Mira Murati's AI research lab, Thinking Machines Lab, has entered a multi-year strategic partnership with Nvidia. The deal involves deploying at least one gigawatt of Nvidia's Vera Rubin AI systems starting in 2027 and includes a strategic investment from Nvidia into the $12 billion-valued startup.
The partnership commits the companies to jointly develop training systems for Nvidia's architecture. This occurs amid an industry-wide scramble for computing power, with Nvidia's CEO predicting trillions will be spent on AI infrastructure this decade.
The main topics covered are the strategic partnership and investment between Thinking Machines Lab and Nvidia, the scale of the AI compute agreement, and the context of intense industry competition for AI infrastructure.
OpenAI co-founder Mira Murati’s two-year-old AI research lab has signed a sizable deal with semiconductor giant Nvidia.
Murati’s Thinking Machines Lab announced it entered into a multi-year strategic partnership with AI semiconductor giant Nvidia on Tuesday. The size of the deal was not disclosed and includes the AI research lab deploying at least one gigawatt of Nvidia’s Vera Rubin systems, which was released earlier this year, starting in 2027.
Nvidia is also making a strategic investment in Thinking Machines Lab, which has raised more than $2 billion since its February 2025 founding from investors including Andreessen Horowitz, Accel, and Nvidia, among others, including rival chipmaker AMD’s venture arm.
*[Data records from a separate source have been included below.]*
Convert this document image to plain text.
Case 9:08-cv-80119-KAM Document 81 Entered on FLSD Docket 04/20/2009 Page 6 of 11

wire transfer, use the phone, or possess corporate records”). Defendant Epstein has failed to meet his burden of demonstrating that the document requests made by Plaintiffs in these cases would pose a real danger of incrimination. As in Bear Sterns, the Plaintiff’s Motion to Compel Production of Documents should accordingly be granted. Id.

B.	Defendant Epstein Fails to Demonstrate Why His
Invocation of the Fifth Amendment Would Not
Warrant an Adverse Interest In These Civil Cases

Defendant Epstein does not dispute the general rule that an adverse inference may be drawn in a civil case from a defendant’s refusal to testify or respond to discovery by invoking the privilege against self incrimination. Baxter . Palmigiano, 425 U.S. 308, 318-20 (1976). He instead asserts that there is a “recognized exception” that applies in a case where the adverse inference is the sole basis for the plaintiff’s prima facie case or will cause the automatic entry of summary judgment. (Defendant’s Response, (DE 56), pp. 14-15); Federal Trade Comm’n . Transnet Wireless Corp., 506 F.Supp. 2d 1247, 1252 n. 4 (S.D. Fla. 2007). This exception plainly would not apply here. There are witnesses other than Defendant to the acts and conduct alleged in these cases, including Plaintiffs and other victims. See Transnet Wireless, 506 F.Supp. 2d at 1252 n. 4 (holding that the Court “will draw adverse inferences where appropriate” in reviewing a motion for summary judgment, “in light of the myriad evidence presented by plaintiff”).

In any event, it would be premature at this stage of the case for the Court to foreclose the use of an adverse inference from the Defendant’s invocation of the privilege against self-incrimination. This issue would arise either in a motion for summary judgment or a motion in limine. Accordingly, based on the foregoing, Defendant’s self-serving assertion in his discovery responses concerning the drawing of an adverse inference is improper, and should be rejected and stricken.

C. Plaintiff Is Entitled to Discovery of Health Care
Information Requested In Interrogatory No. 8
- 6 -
The seed-stage company is valued at more than $12 billion and is working to build AI models that create reproducible results. The company has not released any products.
TechCrunch reached out to Thinking Machines Lab and Nvidia for more information regarding the specifics surrounding the deal terms and investment. Thinking Machines Lab declined to comment beyond the release.
The partnership also includes a commitment to develop training and serving systems for Nvidia architecture, according to an Nvidia press release.
“Nvidia’s technology is the foundation on which the entire field is built,” Murati said in the deal’s blog post. “This partnership accelerates our capacity to build AI that people can shape and make their own, as it shapes human potential in turn.”
Thinking Machines Lab has seen a number of recent high-profile exits in its young history. The company’s co-founder, Andrew Tulloch, left the startup for a role at Meta in October. Earlier this year, three additional co-founders, Barret Zoph, Luke Metz, and Sam Schoenholz, left to return to OpenAI.
This deal comes as AI companies remain hungry for any compute that they can get. Nvidia CEO Jensen Huang predicted that companies could spend $3 trillion to $4 trillion on AI infrastructure by the end of the decade.
While we don’t know the value of this specific deal, it’s believable. In 2025, rival OpenAI allegedly inked a historic $300 billion compute deal with Oracle.